From all accounts, it was the city's elected leaders doing their best to discuss the most pressing problems facing the District.
All 13 members of the D.C. Council gathered in a windowless room at the Georgetown University Conference Center on Jan. 21 to hash out solutions. By all reports, it was a high-minded, sober discussion about schools, affordable housing and the best way to spend billions of tax dollars.
The council's retreat was held in private, and as in previous years, no members of the public or the media were allowed to observe. City officials maintain that the retreat, like the weekly closed council breakfasts, is an informal meeting that does not violate a city law mandating open meetings. The open-meetings law, which dates to 1973, requires the council, and for that matter any agency, board or commission, to open all meetings to the public in which "official action of any kind is taken."
Over a tasty catered lunch, members reportedly spoke about their hopes and priorities.
"It's a good opportunity to talk about goals for the upcoming session," said Jack Evans (D-Ward 2). "I don't know how lofty it gets, but it gives people a chance to focus. Everyone has their own take on things."

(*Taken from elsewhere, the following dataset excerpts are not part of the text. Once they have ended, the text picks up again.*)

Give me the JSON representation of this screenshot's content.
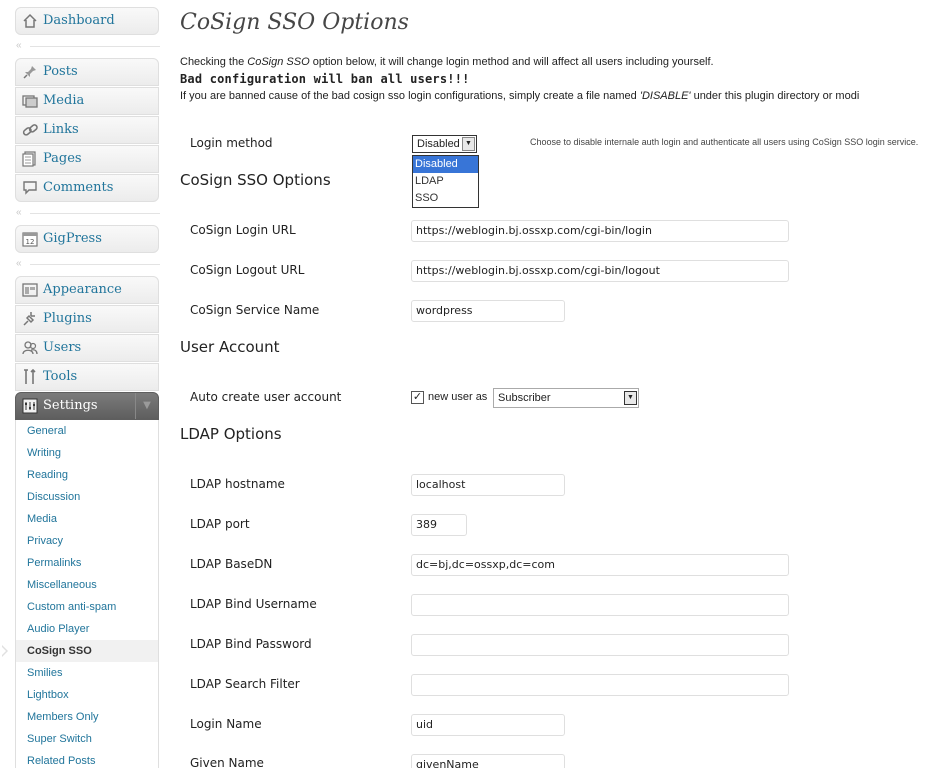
{
  "sidebar": {
    "dashboard": "Dashboard",
    "posts": "Posts",
    "media": "Media",
    "links": "Links",
    "pages": "Pages",
    "comments": "Comments",
    "gigpress": "GigPress",
    "appearance": "Appearance",
    "plugins": "Plugins",
    "users": "Users",
    "tools": "Tools",
    "settings": "Settings",
    "settings_submenu": [
      "General",
      "Writing",
      "Reading",
      "Discussion",
      "Media",
      "Privacy",
      "Permalinks",
      "Miscellaneous",
      "Custom anti-spam",
      "Audio Player",
      "CoSign SSO",
      "Smilies",
      "Lightbox",
      "Members Only",
      "Super Switch",
      "Related Posts"
    ],
    "current_submenu": "CoSign SSO"
  },
  "page": {
    "title": "CoSign SSO Options",
    "notice_line1_a": "Checking the ",
    "notice_line1_em": "CoSign SSO",
    "notice_line1_b": " option below, it will change login method and will affect all users including yourself.",
    "notice_bold": "Bad configuration will ban all users!!!",
    "notice_line3_a": "If you are banned cause of the bad cosign sso login configurations, simply create a file named ",
    "notice_line3_em": "'DISABLE'",
    "notice_line3_b": " under this plugin directory or modi"
  },
  "login_method": {
    "label": "Login method",
    "value": "Disabled",
    "options": [
      "Disabled",
      "LDAP",
      "SSO"
    ],
    "help": "Choose to disable internale auth login and authenticate all users using CoSign SSO login service."
  },
  "cosign": {
    "section": "CoSign SSO Options",
    "login_url_label": "CoSign Login URL",
    "login_url_value": "https://weblogin.bj.ossxp.com/cgi-bin/login",
    "logout_url_label": "CoSign Logout URL",
    "logout_url_value": "https://weblogin.bj.ossxp.com/cgi-bin/logout",
    "service_label": "CoSign Service Name",
    "service_value": "wordpress"
  },
  "user_account": {
    "section": "User Account",
    "auto_label": "Auto create user account",
    "checkbox_label": "new user as",
    "checked": true,
    "role_value": "Subscriber"
  },
  "ldap": {
    "section": "LDAP Options",
    "hostname_label": "LDAP hostname",
    "hostname_value": "localhost",
    "port_label": "LDAP port",
    "port_value": "389",
    "basedn_label": "LDAP BaseDN",
    "basedn_value": "dc=bj,dc=ossxp,dc=com",
    "bind_user_label": "LDAP Bind Username",
    "bind_user_value": "",
    "bind_pass_label": "LDAP Bind Password",
    "bind_pass_value": "",
    "filter_label": "LDAP Search Filter",
    "filter_value": "",
    "login_name_label": "Login Name",
    "login_name_value": "uid",
    "given_name_label": "Given Name",
    "given_name_value": "givenName"
  }
}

In the morning, chairmen of council committees told their colleagues what issues they plan to emphasize and then took questions and suggestions, according to several participants.

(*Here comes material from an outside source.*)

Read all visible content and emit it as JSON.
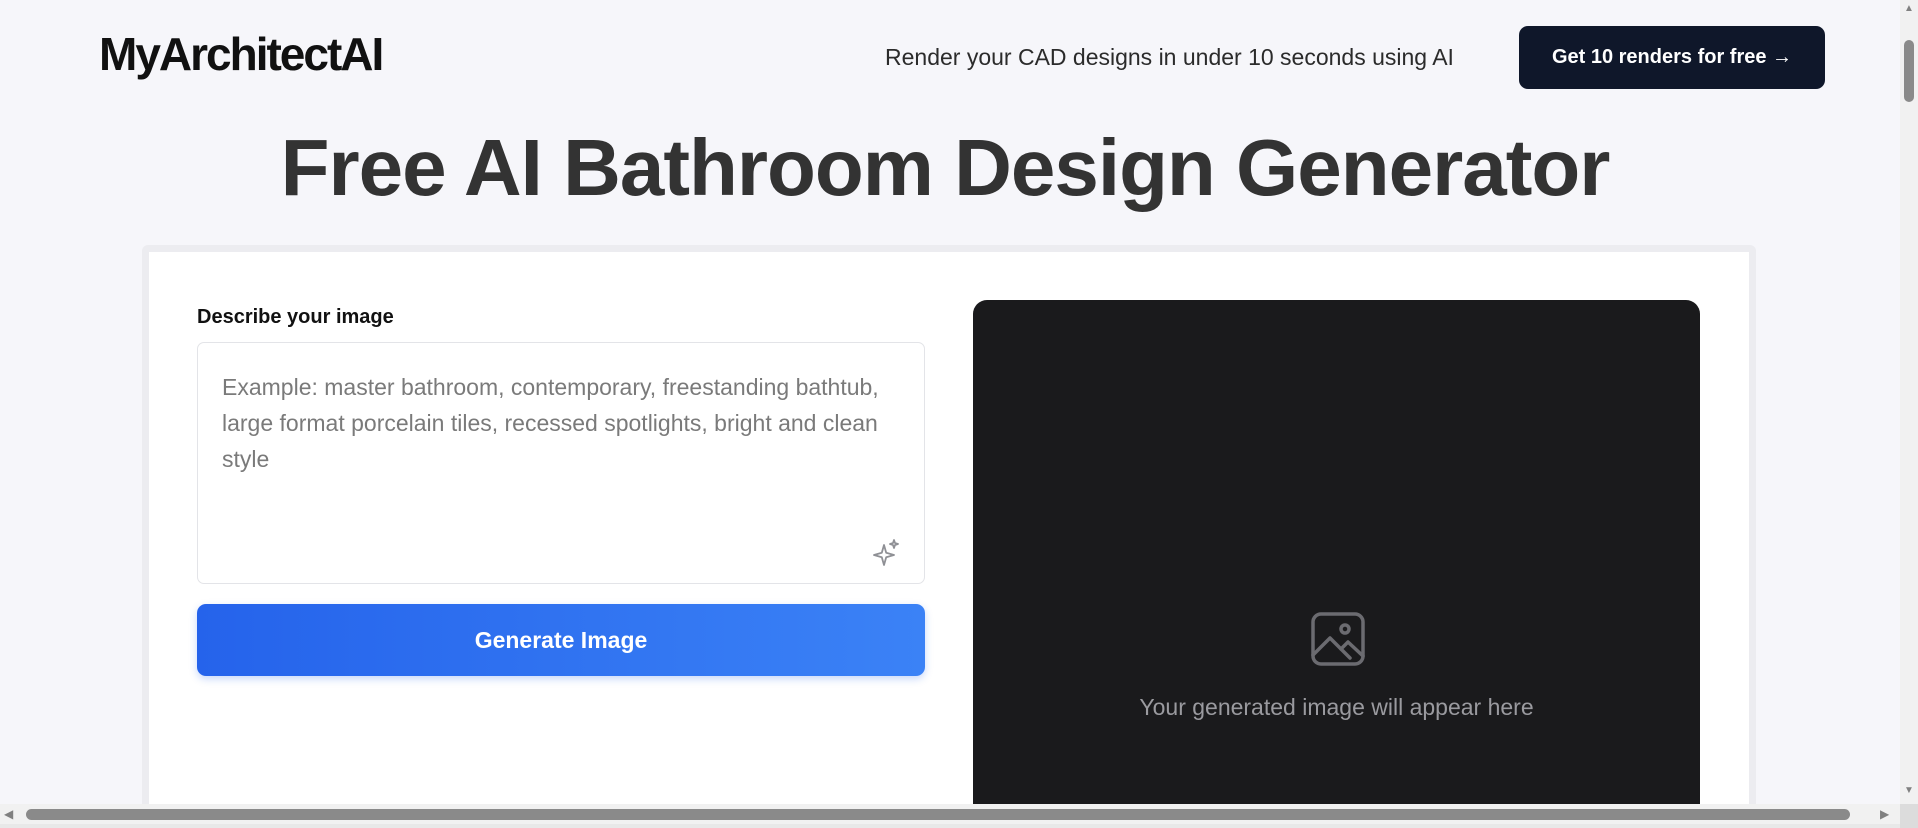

Then, after lunch, members talked about areas they want the council to explore, brainstorming ideas from reviewing special education to demanding the "local appointments of judges" to "eliminate nuisance properties."

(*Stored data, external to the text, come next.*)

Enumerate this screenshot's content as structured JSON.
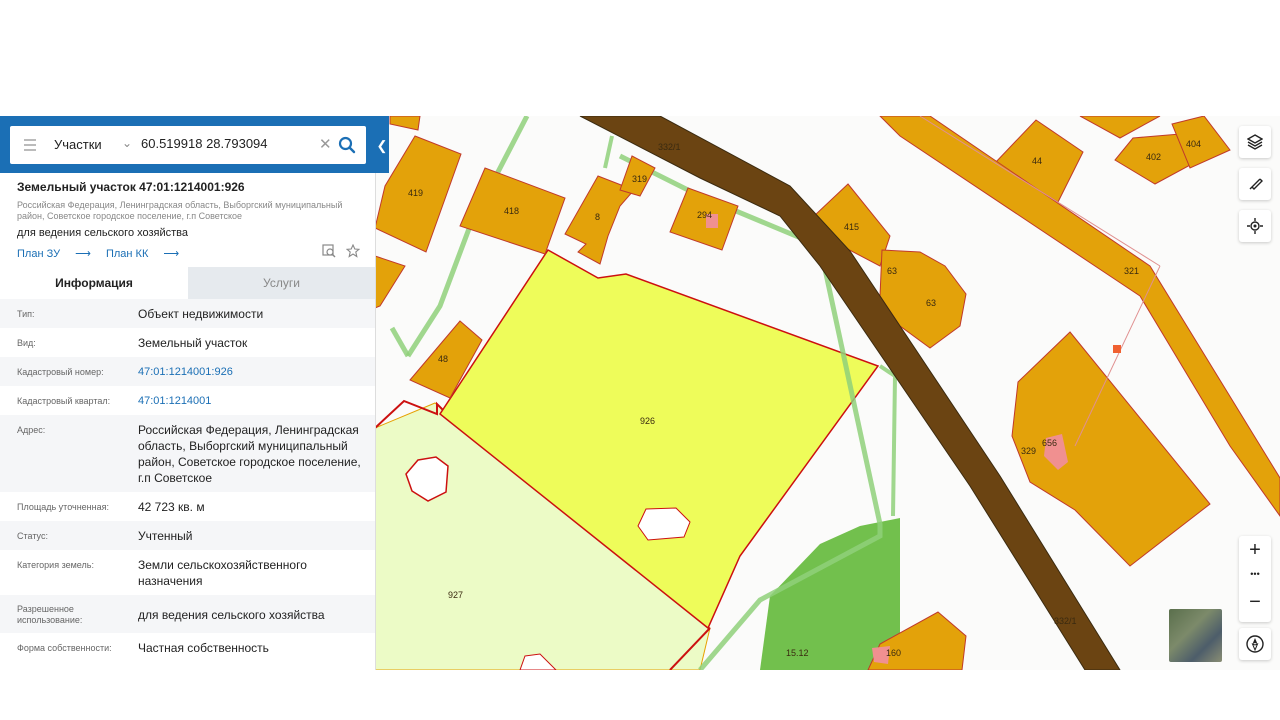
{
  "search": {
    "mode": "Участки",
    "query": "60.519918 28.793094"
  },
  "object": {
    "title": "Земельный участок 47:01:1214001:926",
    "address_small": "Российская Федерация, Ленинградская область, Выборгский муниципальный район, Советское городское поселение, г.п Советское",
    "purpose": "для ведения сельского хозяйства",
    "links": [
      "План ЗУ",
      "План КК"
    ]
  },
  "tabs": {
    "info": "Информация",
    "services": "Услуги"
  },
  "properties": [
    {
      "label": "Тип:",
      "value": "Объект недвижимости"
    },
    {
      "label": "Вид:",
      "value": "Земельный участок"
    },
    {
      "label": "Кадастровый номер:",
      "value": "47:01:1214001:926"
    },
    {
      "label": "Кадастровый квартал:",
      "value": "47:01:1214001"
    },
    {
      "label": "Адрес:",
      "value": "Российская Федерация, Ленинградская область, Выборгский муниципальный район, Советское городское поселение, г.п Советское"
    },
    {
      "label": "Площадь уточненная:",
      "value": "42 723 кв. м"
    },
    {
      "label": "Статус:",
      "value": "Учтенный"
    },
    {
      "label": "Категория земель:",
      "value": "Земли сельскохозяйственного назначения"
    },
    {
      "label": "Разрешенное использование:",
      "value": "для ведения сельского хозяйства"
    },
    {
      "label": "Форма собственности:",
      "value": "Частная собственность"
    }
  ],
  "map": {
    "labels": {
      "p419": "419",
      "p418": "418",
      "p8": "8",
      "p319": "319",
      "p332_1": "332/1",
      "p294": "294",
      "p415": "415",
      "p44": "44",
      "p402": "402",
      "p404": "404",
      "p321": "321",
      "p63": "63",
      "p63b": "63",
      "p48": "48",
      "p926": "926",
      "p927": "927",
      "p329": "329",
      "p656": "656",
      "p15_12": "15.12",
      "p160": "160",
      "p332_1b": "332/1"
    },
    "colors": {
      "parcel": "#e3a20a",
      "selected": "#eefc5a",
      "road": "#6b4412",
      "green": "#72c04d"
    }
  },
  "controls": {
    "zoom_in": "+",
    "more": "•••",
    "zoom_out": "−"
  }
}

As fast as members tossed out the ideas, Secretary to the Council Phyllis Jones wrote them on large pieces of paper with markers. There were 55 priorities.
"It wasn't unhelpful," said Adrian M. Fenty (D-Ward 4). "Most of the stuff, everybody agreed on, like more affordable housing or better community policing. The priority list becomes like a campaign platform where nobody disagrees. The real question is how are they going to get done."
Affordable housing issues were placed at the top of the agenda. Members say they will push for inclusionary zoning, which would require that affordable housing be included in every new or renovated development, because the city needs to increase the number of units while keeping revitalized neighborhoods economically diverse.
Youth issues also appeared frequently on the list of priorities, from a summer jobs program to reducing juvenile crime to improving juvenile justice. The council also pledged to increase oversight of the government's contracting and buying operations and to monitor the implementation of council legislative and budget priorities.
And, nestled in the middle of the priority list of big-ticket government programs and initiatives, the council called for "responsible fiscal management."
But members cautioned that this was just a wish list that will be whittled down. And, in the end, participants said, the retreat was a good way to consider the things that really matter.
"Affordable housing, schools, and policing," Fenty said. "Those are the things that are driving people out of the city."